Readers who follow Free Exercise Clause litigation may see the resemblance to the question whether a law is "neutral and generally applicable toward religion" when it accommodates citizens' other needs but not the needs of their religious conscience (e.g. in the leading case, Fraternal Order of Police v. Newark, 170 F.3d 359 (3d Cir. 1999), allowing police officers to wear beards for medical reasons but not for religious reasons). The 3d Circuit, in Fraternal Order and other opinions by then-Judge Alito, held that such a policy devalued religion compared with other considerations--an approach inconsistent with religion's express constitutionally protected status--and thus the law was not "generally applicable" and was subject to strict scrutiny. I was glad to hear Sam Bagenstos, at the very conclusion of his argument (tr. 59-60), analogize the PDA to Alito's Fraternal Order rule.
The pro-life brief (at 28) answers the question this way. After noting that pregnancy implicates the fundamental interest in being able to bear children and have a family without the economic pressure of possibly losing a job, the brief adds:
[T]his case requires a determination about the meaning of pregnancy discrimination itself: that is, whether employers must treat pregnant women as well as the employees who receive the greatest accommodations, or whether they may treat women as badly as non-pregnant employees who receive the fewest accommodations. The answer to that question is clear in light of Congress’s recognition of the importance of the interest in being able to have children and also work: pregnancy should be treated the same as conditions that are important enough to accommodate.

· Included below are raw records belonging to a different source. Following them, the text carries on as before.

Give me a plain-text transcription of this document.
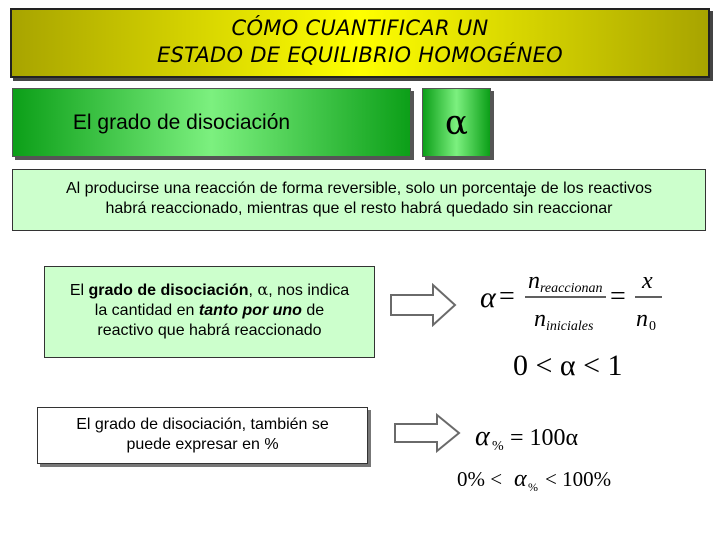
CÓMO CUANTIFICAR UN
ESTADO DE EQUILIBRIO HOMOGÉNEO
El grado de disociación	α
Al producirse una reacción de forma reversible, solo un porcentaje de los reactivos
habrá reaccionado, mientras que el resto habrá quedado sin reaccionar
El grado de disociación, α, nos indica
la cantidad en tanto por uno de
reactivo que habrá reaccionado
El grado de disociación, también se
puede expresar en %
α = n reaccionan
n iniciales
= x
n 0
0 < α < 1
α % = 100α
0% < α % < 100%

And here’s how Bagenstos answered it, in the last words of his argument (echoing the "devaluation" theme from Fraternal Order):
[T]he purpose of this statute is to say to employers, as Justice Kagan said, you have to treat pregnant workers as just as valued employees as anybody else, and if you think it's valuable to keep these employees on the job who are injured on the job because they keep valuable work, valuable knowledge within the company, do that for pregnant women.